Ethical fundamentalism
Individuals look to a central authority or set of rules to guide them in ethical decision making.
Ethical Relativism
Asserts that actions must be judged by what individuals subjectively feel is right or wrong for themselves.
Situational ethics
One must judge a person’s actions by first putting one’s self in the actor’s situation; to understand what motivated the other to choose a particular course of action.
Utilitarianism
Moral actions are those that produce the greatest net pleasure compared with net pain.
Jeremy Bentham proclaimed, a good or moral act is one that results in “the greatest happiness for the greatest number.”
Act utilitarianism
Assesses each separate act according to whether it maximize his pleasure over pain.
For example, if telling a lie in a particular situation produces more overall pleasure than plain, then an act utilitarian would support lying as the moral thing to do.
Rule utilitarianism
Supports rules that on balance produce the greatest pleasure for society.
Cost-Benefit Analysis
Quantifies the benefits and costs of alternatives.
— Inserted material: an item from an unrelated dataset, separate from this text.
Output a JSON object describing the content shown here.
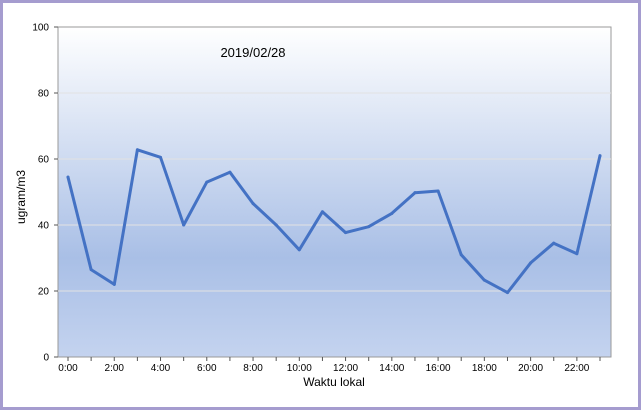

Seeks the greatest economic efficiency according to the underlying notion that, given two potential acts, the act achieving the greatest output at the cost promotes the greatest marginal happiness over the less-efficient act, other things being equal.
Deontology
Holds that actions must be judged by their motives and means as well as their results.
-address the practical problems of utilitarianism by holding that certain underlying principles are right or wrong regardless of any pleasure or pain calculations.
Social ethics theories
Focus on a person’s obligations to other members in society and on the individual’s rights and obligations within society.
Social egalitarians
Believe that society should provide all its members with equal amounts of goods and services regardless of their relative contributions.
Distributive justice
Stress equality of opportunity rather than results.
Libertarians
Stress market outcomes as the basis for distributing society’s rewards.
- Libertarians oppose social interference in the lives of those who do not violate the rules of the marketplace.
- What is unjust to libertarians is any attempt by society to take wealth earned by citizens and distribute it to those who did not earn it.
Intuitionism
A Rational person possesses inherent power to assess the correctness of actions.